The density of the continental crust is always lower than that of the mantle, regardless of how cold the crust becomes. As a result, it cannot be subducted into the mantle. The Indian–Eurasian plate boundary is a good example of what happens when two continental plates converge. Neither plate readily subducts and the resulting compression has produced, and continues to uplift, the Himalayan Mountains and the Tibetan Plateau. This area of continental crust is not only high – it is also deep. The crust beneath this region extends to depths of as much as 100 km, nearly three times the average crustal thickness. Rocks within this thickened crust will experience increased temperatures and pressures, leading to metamorphism, a process in which new minerals form in place of the original ones. In the deepest part of the crust, melting may occur, giving rise to granitic magmas, which will then intrude into the upper crust. In such cases of crustal thickening, the lowermost continental crust can become denser than the mantle and can detach and sink, a process called foundering or delamination.

The topographically high Himalayas are subject to extremely high rates of erosion, and the rivers draining the area carry enormous quantities of sediment. These are deposited mainly in the northern Indian Ocean, building the Ganges and Indus Fans outward from the continental margin. As the mountains erode, the mass of crust bearing down on the underlying asthenosphere is reduced. As a result of the decreased downward force, further uplift occurs.

The third kind of plate boundary is known as a transform boundary and occurs where plates slide past one another.
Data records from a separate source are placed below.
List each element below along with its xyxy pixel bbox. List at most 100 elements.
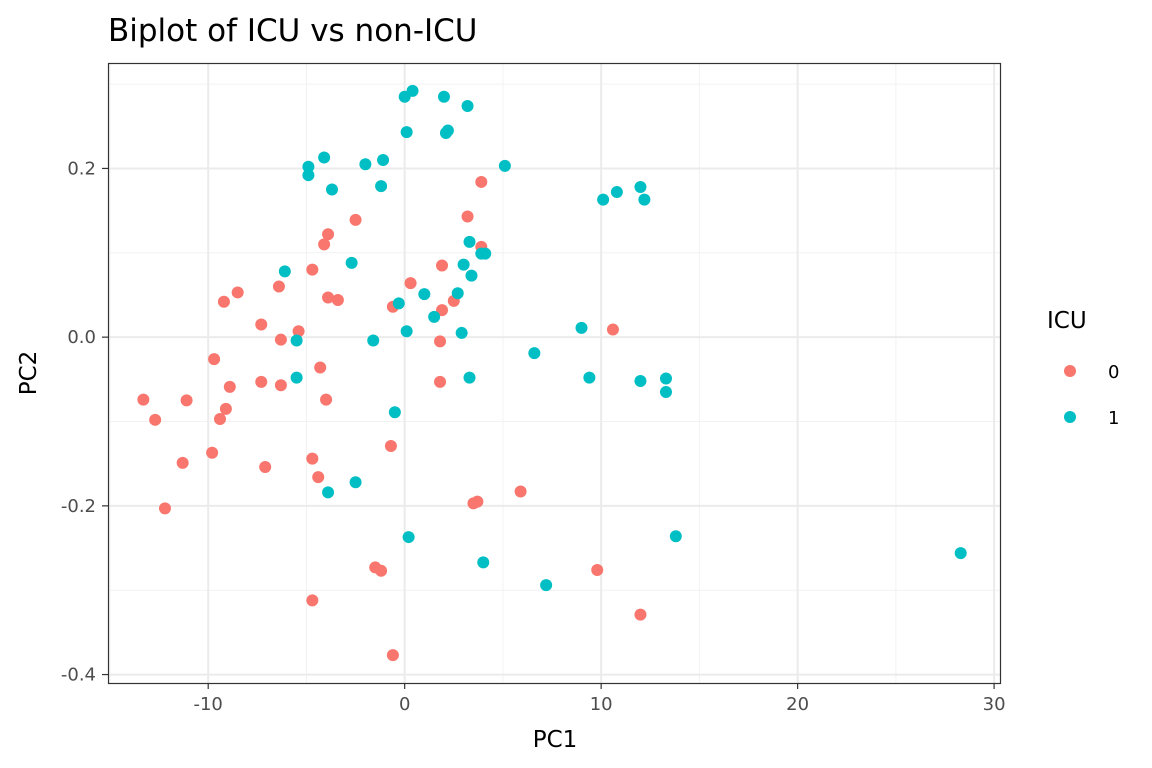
- data-point-icu-0: [514, 485, 527, 498]
- data-point-icu-1: [669, 530, 682, 543]
- data-point-icu-0: [176, 456, 189, 469]
- data-point-icu-1: [463, 235, 476, 248]
- x-tick-label: 20: [786, 694, 809, 715]
- data-point-icu-0: [434, 375, 447, 388]
- data-point-icu-0: [606, 323, 619, 336]
- data-point-icu-1: [634, 375, 647, 388]
- data-point-icu-1: [659, 372, 672, 385]
- data-point-icu-1: [290, 334, 303, 347]
- data-point-icu-1: [418, 288, 431, 301]
- data-point-icu-0: [217, 295, 230, 308]
- x-tick-label: 30: [983, 694, 1006, 715]
- data-point-icu-1: [345, 256, 358, 269]
- data-point-icu-1: [349, 476, 362, 489]
- data-point-icu-0: [331, 294, 344, 307]
- y-tick-label: -0.4: [61, 665, 96, 686]
- data-point-icu-1: [498, 159, 511, 172]
- data-point-icu-1: [318, 151, 331, 164]
- data-point-icu-1: [302, 169, 315, 182]
- legend-key-1: [1064, 411, 1076, 423]
- data-point-icu-0: [259, 461, 272, 474]
- legend-label-0: 0: [1108, 362, 1119, 383]
- data-point-icu-1: [400, 325, 413, 338]
- plot-panel-border: [107, 62, 1002, 685]
- data-point-icu-0: [274, 379, 287, 392]
- data-point-icu-1: [402, 531, 415, 544]
- data-point-icu-0: [272, 280, 285, 293]
- data-point-icu-1: [597, 193, 610, 206]
- data-point-icu-0: [318, 238, 331, 251]
- data-point-icu-0: [208, 353, 221, 366]
- data-point-icu-0: [322, 291, 335, 304]
- grid-layer: [108, 63, 1000, 683]
- data-point-icu-0: [231, 286, 244, 299]
- data-point-icu-1: [659, 385, 672, 398]
- data-point-icu-1: [463, 371, 476, 384]
- x-tick-label: 0: [399, 694, 410, 715]
- data-point-icu-0: [471, 495, 484, 508]
- y-tick-label: 0.2: [67, 158, 96, 179]
- data-point-icu-1: [325, 183, 338, 196]
- data-point-icu-0: [375, 564, 388, 577]
- data-point-icu-0: [137, 393, 150, 406]
- legend-label-1: 1: [1108, 408, 1119, 429]
- legend-key-0: [1064, 365, 1076, 377]
- data-point-icu-1: [367, 334, 380, 347]
- data-point-icu-1: [610, 186, 623, 199]
- data-point-icu-0: [292, 325, 305, 338]
- data-point-icu-0: [475, 175, 488, 188]
- data-point-icu-0: [322, 228, 335, 241]
- data-point-icu-1: [583, 371, 596, 384]
- data-point-icu-1: [375, 180, 388, 193]
- data-point-icu-1: [634, 181, 647, 193]
- data-point-icu-0: [461, 210, 474, 223]
- data-point-icu-1: [465, 269, 478, 282]
- legend-items: 01: [1064, 362, 1119, 429]
- data-point-icu-0: [634, 608, 647, 621]
- data-point-icu-0: [306, 594, 319, 607]
- data-point-icu-1: [322, 486, 335, 499]
- data-point-icu-1: [388, 406, 401, 419]
- data-point-icu-1: [461, 100, 474, 113]
- data-point-icu-1: [455, 326, 468, 339]
- data-point-icu-0: [384, 439, 397, 452]
- legend: ICU 01: [1047, 308, 1119, 429]
- data-point-icu-0: [312, 471, 325, 484]
- data-point-icu-1: [477, 556, 490, 569]
- data-point-icu-0: [591, 563, 604, 576]
- data-point-icu-0: [255, 318, 268, 331]
- data-point-icu-1: [400, 126, 413, 139]
- data-point-icu-1: [540, 579, 553, 592]
- data-point-icu-0: [274, 333, 287, 346]
- data-point-icu-0: [255, 375, 268, 388]
- x-tick-label: 10: [590, 694, 613, 715]
- data-point-icu-0: [223, 380, 236, 393]
- data-point-icu-0: [434, 335, 447, 348]
- x-axis-title: PC1: [533, 727, 578, 753]
- data-point-icu-1: [406, 84, 419, 97]
- data-point-icu-0: [206, 446, 219, 459]
- data-point-icu-1: [428, 310, 441, 323]
- data-point-icu-1: [437, 90, 450, 103]
- legend-title: ICU: [1047, 308, 1087, 334]
- data-point-icu-0: [404, 277, 417, 290]
- x-tick-label: -10: [193, 694, 222, 715]
- data-point-icu-1: [392, 297, 405, 310]
- data-point-icu-0: [219, 402, 232, 415]
- points-layer: [137, 84, 967, 662]
- data-point-icu-0: [349, 213, 362, 226]
- data-point-icu-1: [290, 371, 303, 384]
- data-point-icu-0: [386, 649, 399, 662]
- data-point-icu-1: [954, 547, 967, 560]
- axis-layer: -10 0 10 20 30 -0.4 -0.2 0.0 0.2: [61, 158, 1006, 715]
- data-point-icu-1: [377, 154, 390, 167]
- data-point-icu-1: [359, 158, 372, 171]
- data-point-icu-1: [302, 160, 315, 173]
- data-point-icu-1: [451, 287, 464, 300]
- data-point-icu-0: [314, 361, 327, 374]
- data-point-icu-0: [180, 394, 193, 407]
- data-point-icu-0: [320, 393, 333, 406]
- data-point-icu-1: [479, 247, 492, 260]
- data-point-icu-1: [575, 321, 588, 334]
A good example of this type of plate boundary is the San Andreas Fault system of California. Here the Pacific Plate is sliding northward past the North American Plate. The passage is not an easy one, however. The two plates occasionally stick together. When they do, stresses steadily build up. Eventually, the stress exceeds the frictional forces holding the plates together, and there is a sudden jump producing an earthquake. Earthquakes are also common in subduction zones and along mid-ocean ridges. They are much rarer in the interior of plates.
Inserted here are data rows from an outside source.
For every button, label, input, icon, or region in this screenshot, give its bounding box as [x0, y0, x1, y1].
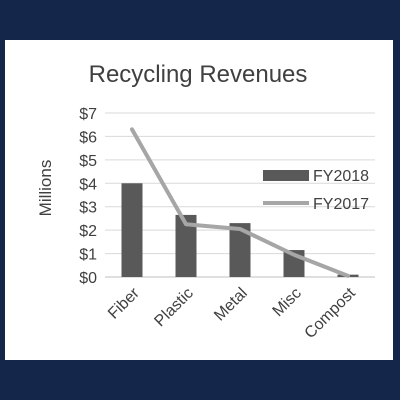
y-tick-label: $0 [79, 270, 97, 287]
legend: FY2018 FY2017 [263, 168, 369, 213]
y-tick-label: $5 [79, 153, 97, 170]
chart-panel: Recycling Revenues Millions $0 $1 $2 $3 $4 $5… [5, 40, 393, 360]
bar-plastic [175, 214, 197, 277]
bar-fiber [121, 183, 143, 277]
y-tick-label: $6 [79, 129, 97, 146]
line-series [130, 127, 350, 278]
chart-title: Recycling Revenues [89, 61, 308, 88]
legend-label-bar: FY2018 [313, 168, 369, 185]
bar-metal [229, 223, 251, 277]
y-tick-labels: $0 $1 $2 $3 $4 $5 $6 $7 [79, 106, 97, 287]
y-axis-label: Millions [36, 160, 55, 217]
y-tick-label: $3 [79, 200, 97, 217]
line-fy2017 [130, 127, 350, 278]
y-tick-label: $2 [79, 223, 97, 240]
legend-label-line: FY2017 [313, 196, 369, 213]
y-tick-label: $1 [79, 247, 97, 264]
y-tick-label: $4 [79, 176, 97, 193]
x-tick-label: Fiber [105, 284, 143, 322]
x-tick-label: Misc [270, 285, 305, 320]
y-tick-label: $7 [79, 106, 97, 123]
x-tick-label: Compost [302, 284, 360, 342]
chart: Recycling Revenues Millions $0 $1 $2 $3 $4 $5… [36, 61, 375, 342]
x-tick-label: Plastic [151, 285, 196, 330]
legend-swatch-bar [263, 170, 309, 181]
x-tick-label: Metal [211, 285, 251, 325]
Most volcanism and crustal deformation occur along plate boundaries. A few volcanoes, however, are located in plate interiors and appear to be entirely unrelated to plate tectonic processes. Crustal uplift also occurs in association with these volcanoes. Two good examples are Hawaii and Yellowstone. These phenomena are thought to be the result of mantle plumes. Mantle plumes are convective upwellings that are largely independent of the convention driving plate motions. In contrast to the convective upwelling occurring along mid-ocean ridges, which is typically sheet-like, mantle plumes appear to be narrow (∼100 km diameter) and approximately cylindrical. Furthermore, it appears that mantle plumes rise from much deeper in the mantle, near the core–mantle boundary, than convection associated with plate motion.